DID all you agents know your long-term job security is dependent on the survival of the holiday brochures you love to hate?


The advent of the Internet and more importantly digital TV threatens the high-street retailers’ role of providing low-cost distribution outlets for tour operators’ brochures.


Tour operators currently produce expensive and boring brochures, which merely consist of pictures, descriptions and prices relating to accommodation. Good travel agents guide and advise customers on what best suits their requirements from this range. But many agents are simply warehouses for their in-house operators’ brochures.


The brochures are currently produced on computers and sent electronically to the printers, so it doesn’t take much imagination to see that these will soon be delivered via the Internet and digital TV.
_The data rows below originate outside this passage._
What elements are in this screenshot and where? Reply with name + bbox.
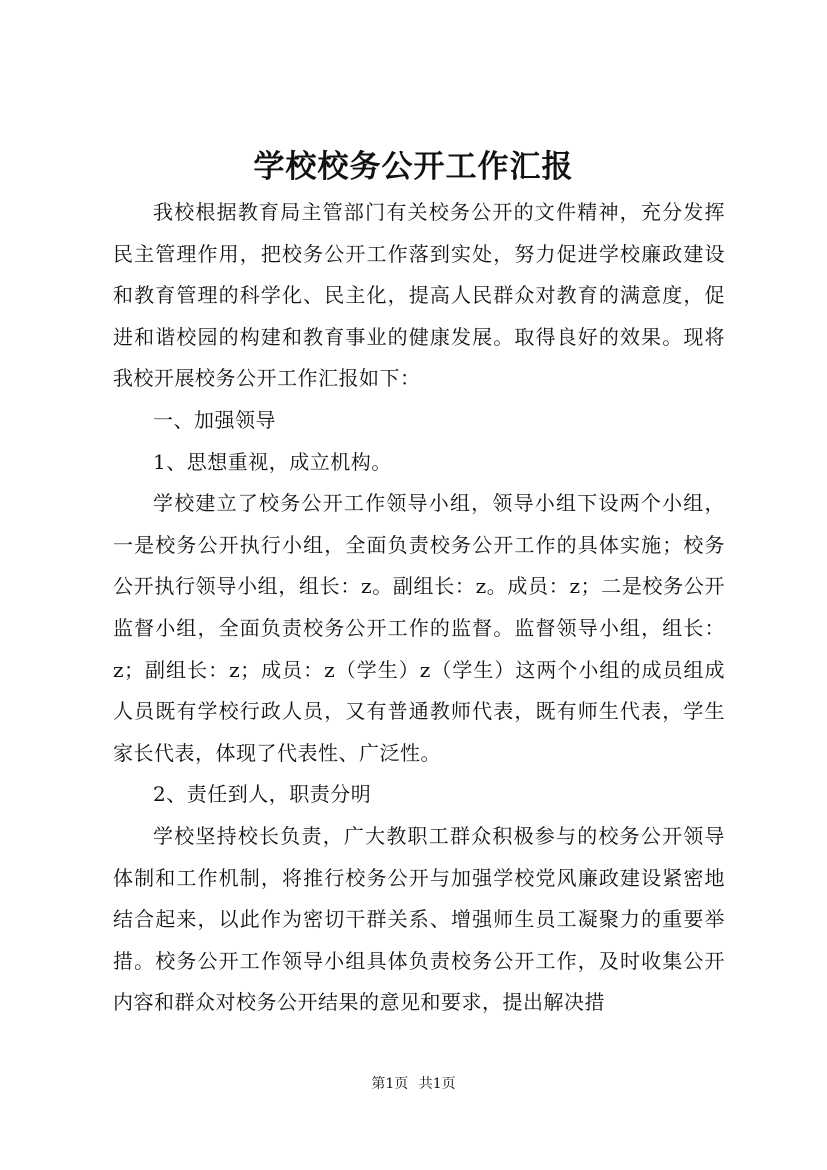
page-footer [0,1074,827,1094]
responsibility-paragraph: 学校坚持校长负责，广大教职工群众积极参与的校务公开领导体制和工作机制，将推行校务公开与加强学校党风廉政建设紧密地结合起来，以此作为密切干群关系、增强师生员工凝聚力的重要举措。校务公开工作领导小组具体负责校务公开工作，及时收集公开内容和群众对校务公开结果的意见和要求，提出解决措 [113,823,725,1015]
organization-paragraph: 学校建立了校务公开工作领导小组，领导小组下设两个小组，一是校务公开执行小组，全面负责校务公开工作的具体实施；校务公开执行领导小组，组长：z。副组长：z。成员：z；二是校务公开监督小组，全面负责校务公开工作的监督。监督领导小组，组长：z；副组长：z；成员：z（学生）z（学生）这两个小组的成员组成人员既有学校行政人员，又有普通教师代表，既有师生代表，学生家长代表，体现了代表性、广泛性。 [113,491,725,765]
section-heading-strengthen-leadership: 一、加强领导 [153,407,276,432]
subsection-heading-responsibility: 2、责任到人，职责分明 [153,782,372,807]
page-number: 第1页 [371,1076,409,1092]
page-total: 共1页 [418,1076,456,1092]
subsection-heading-organization: 1、思想重视，成立机构。 [153,449,392,474]
intro-paragraph: 我校根据教育局主管部门有关校务公开的文件精神，充分发挥民主管理作用，把校务公开工作落到实处，努力促进学校廉政建设和教育管理的科学化、民主化，提高人民群众对教育的满意度，促进和谐校园的构建和教育事业的健康发展。取得良好的效果。现将我校开展校务公开工作汇报如下： [113,200,725,391]
document-title: 学校校务公开工作汇报 [253,149,574,185]
document-body [113,192,725,1024]
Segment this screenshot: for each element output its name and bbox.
And it is digital TV that provides the major threat, since its broad band delivery technology provides an infinitely superior product for suppliers to sell their holidays.


The customers will be able to watch travel channels showing destination videos and then at the touch of a button call up digital brochures and pricing information. Customers will find what they want by using Internet-style search engines, to match holiday requests to specific properties and types of holiday.


And it does not have to be fully interactive to be successful. People will be just as happy to pick up the telephone to book once they have found the holiday they want.


If you no longer have to pick up a brochure from a travel agency then why bother with high-street shops? Discounts are available from other non-high street agents and the cost of producing brochures and paying commission to agents is relatively high.


By the way, if you work for a large vertically integrated multiples do not think you will be protected.


The requirement to deliver ever-increasing volumes to in-house operators is forcing your owners to lead the drive towards this brave new world irrespective of the impact on your shops. Just take a look at Airtours and Thomson’s Teletext activity if you do not believe me. Next it will be digital TV, as evidenced by Going Places’ launch on the Open digital TV channel last week.


Will the calls generated be answered by their high-street shops or call centres? I think I know the answer to that.


There is a future for high-street travel agents, but I think there will be dramatically fewer of them.


The survivors will be those who embrace the new technologies and use them to improve customer services.